Atlah World Ministries, at Lenox Avenue and 123rd Street, has long flaunted the city’s landmarks law over an outdoor sign proclaiming its desire to rain “fire and brimstone” on gay people and “Jesus would stone homos.”
Pastor James David Manning this week had an unholy retort to the city’s effort to get rid of the marquee-size monstrosity: “Like hell will I let them take it down,” he told The Post. “Hell will freeze over before I take down that damn thing.”
Atlah just managed to have the city agency that handles landmarks enforcement “adjourn” a hearing on the issue for the third time. Scheduled for February, it’s now been pushed back to April — the latest successful delaying tactic in its effort to stave off judgment day.
The scandalous sign in the church courtyard stands 20 feet above the Lenox Avenue sidewalk. The message board, which changes from time to time at Manning’s whim, currently maligns President Trump as a “racist” and a “confessed rapist” who “should be arrested.”
But perhaps its most infamous message appeared in 2014: “[President] Obama has released the homo demons on the black man. Look out black woman, a white homo might take your man.”
Manning this week called the sign “an attractive piece of equipment” that “can withstand a 120-mile-an-hour wind.”
It’s also withstood every effort by the city to have it removed. The church owes $23,000 in fines that were imposed on it since 2015, in part for refusing to take it down, and it shows no willingness to pay.
The sign’s language is regarded as free speech despite infuriating neighborhood residents and elected officials. The legal issue, however, is that it was erected in a designated historic district without the required approval by the Landmarks Preservation Commission.
It’s one of Atlah’s five flagrant landmarks violations, including removal of an outdoor brownstone balcony and installation of vinyl banners to hide damage caused by the balcony stripping.
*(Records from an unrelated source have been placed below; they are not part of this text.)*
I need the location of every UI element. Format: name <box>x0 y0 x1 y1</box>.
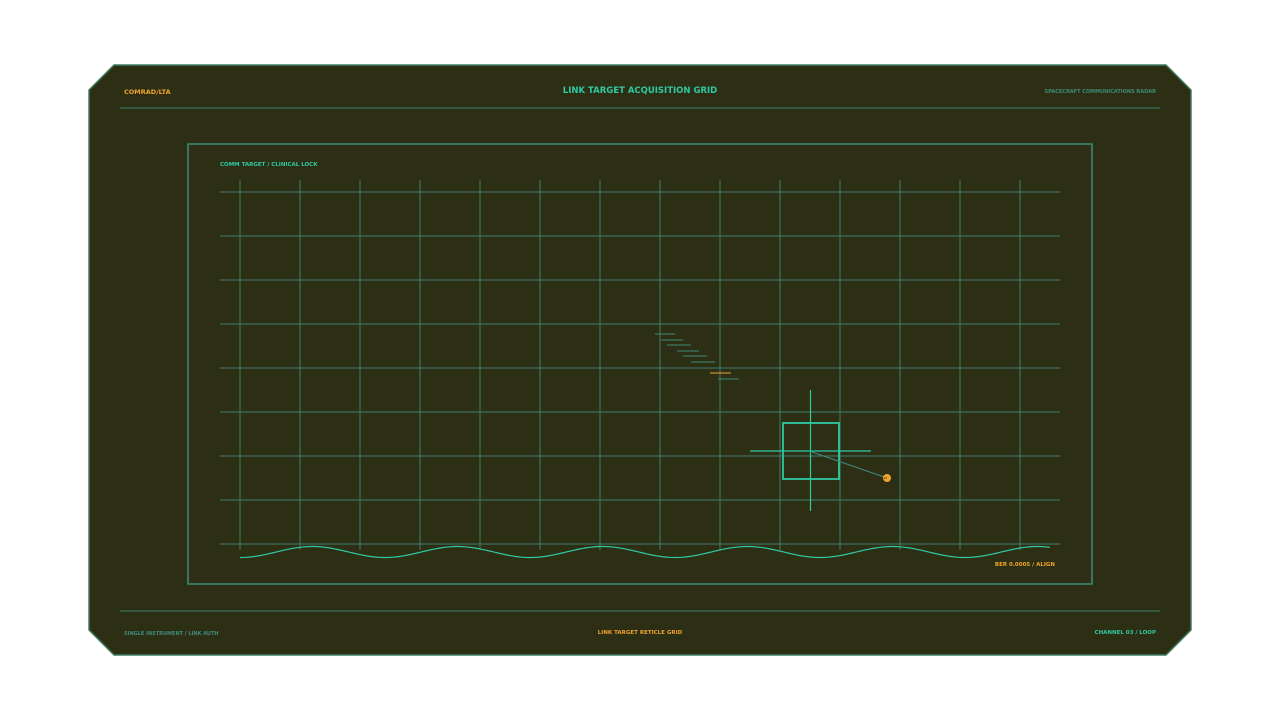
footer-center-label: LINK TARGET RETICLE GRID <box>597 630 683 636</box>
comm-radar-screen: COMRAD/LTA LINK TARGET ACQUISITION GRID … <box>0 0 1280 720</box>
radar-frame-graphics <box>88 64 1192 656</box>
system-subtitle: SPACECRAFT COMMUNICATIONS RADAR <box>1044 89 1156 95</box>
ber-readout: BER 0.0005 / ALIGN <box>994 562 1055 568</box>
brand-label: COMRAD/LTA <box>124 88 171 96</box>
target-marker[interactable] <box>883 474 891 482</box>
panel-label: COMM TARGET / CLINICAL LOCK <box>220 162 318 168</box>
page-title: LINK TARGET ACQUISITION GRID <box>562 86 718 96</box>
footer-left-label: SINGLE INSTRUMENT / LINK AUTH <box>124 631 219 637</box>
footer-right-label: CHANNEL 03 / LOOP <box>1094 630 1156 636</box>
Unrepentant Manning calls the sign “a landmark.” He said it should be “grandfathered” because it’s been up for nearly 20 years and nobody complained until gay-bashing messages appeared on it after Barack Obama was elected president in 2008.
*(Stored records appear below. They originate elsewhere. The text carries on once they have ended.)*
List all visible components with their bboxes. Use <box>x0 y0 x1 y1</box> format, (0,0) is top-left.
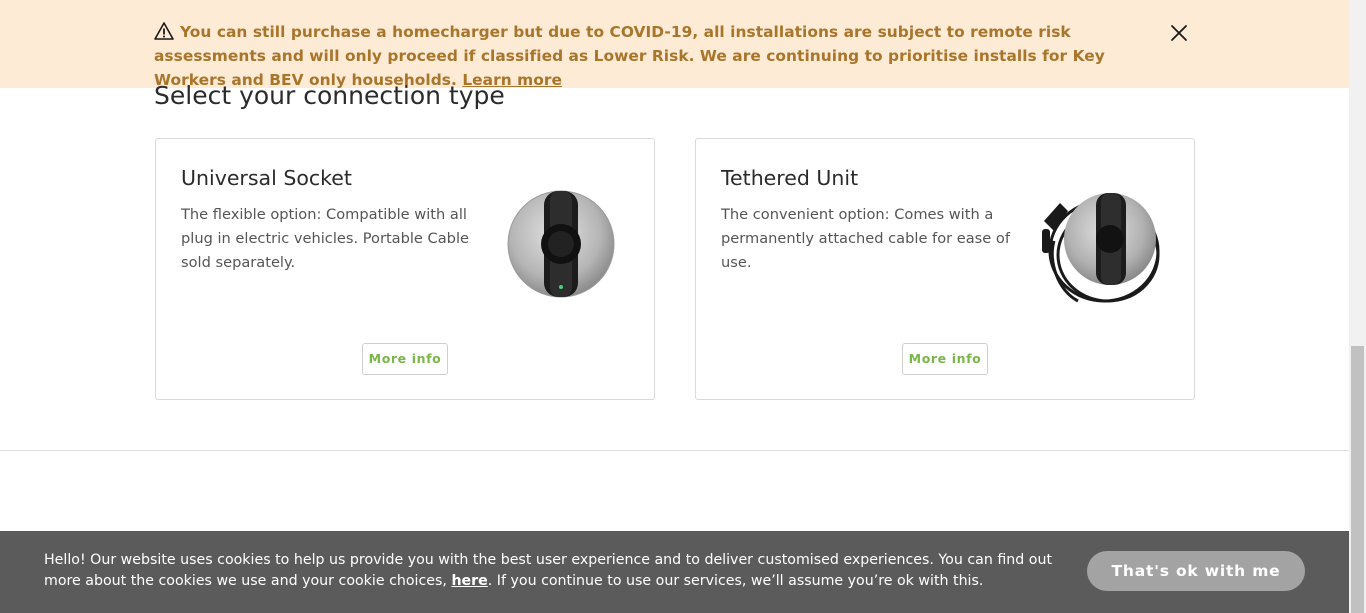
covid-notice-banner: You can still purchase a homecharger but… <box>0 0 1349 89</box>
universal-socket-card[interactable]: Universal Socket The flexible option: Co… <box>155 138 655 400</box>
tethered-unit-charger-image <box>1042 193 1160 303</box>
card-description: The convenient option: Comes with a perm… <box>721 206 1010 271</box>
card-title: Tethered Unit <box>721 166 859 190</box>
universal-socket-charger-image <box>507 190 615 298</box>
cookie-message: Hello! Our website uses cookies to help … <box>44 550 1064 592</box>
page-scrollbar[interactable] <box>1349 0 1366 613</box>
cookie-consent-bar: Hello! Our website uses cookies to help … <box>0 531 1349 613</box>
scrollbar-thumb[interactable] <box>1351 346 1364 613</box>
close-icon[interactable] <box>1168 22 1190 44</box>
cookie-text-end: . If you continue to use our services, w… <box>487 573 984 589</box>
card-description: The flexible option: Compatible with all… <box>181 206 469 271</box>
card-title: Universal Socket <box>181 166 352 190</box>
warning-icon <box>154 22 174 40</box>
page-title: Select your connection type <box>154 81 505 110</box>
more-info-button[interactable]: More info <box>902 343 988 375</box>
section-divider <box>0 450 1349 451</box>
tethered-unit-card[interactable]: Tethered Unit The convenient option: Com… <box>695 138 1195 400</box>
cookie-policy-link[interactable]: here <box>451 573 487 589</box>
more-info-button[interactable]: More info <box>362 343 448 375</box>
accept-cookies-button[interactable]: That's ok with me <box>1087 551 1305 591</box>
But a thing can be “grandfathered” only when it existed prior to new regulations that forbid it. Atlah bought the building 10 years after the Mount Morris Historic District was designated by the LPC in 1971 and put the sign up later.
Most landlords comply with landmarks rules or negotiate compromises at the commission’s discretion.
But the April hearing before the Office of Administrative Trials and Hearings, if it isn’t postponed again, won’t likely accomplish anything.
A preservation-advocacy group, the New York Landmarks Conservancy, last year tried to “work with the church” to craft a solution, possibly involving a smaller sign, that would be acceptable to the LPC, Conservancy President Peg Breen said, “But unfortunately, talks have broken down.”
And Manning even doubled down last summer by installing a large, noisy video screen on the sign’s south-facing side that blares his bizarre sermons.
Atlah is exploiting the Landmarks Commission’s reasonable-sounding “prosecutorial discretion” policy. The agency can bring civil lawsuits over unauthorized work that threatens a building’s structural integrity or creates a safety risk.
But in situations such as at Altah, offenders are first issued warnings, then given grace periods to correct violations. Atlah received its first warning in 2013. The city clearly needs heavier artillery.
The church narrowly escaped doom in 2016 when a judge reversed an earlier foreclosure ruling over $1.02 million it owed creditors, including to the city for unpaid water and sewage bills.
That case, still in court, might be settled before Atlah gives up the sign — or hell freezes over.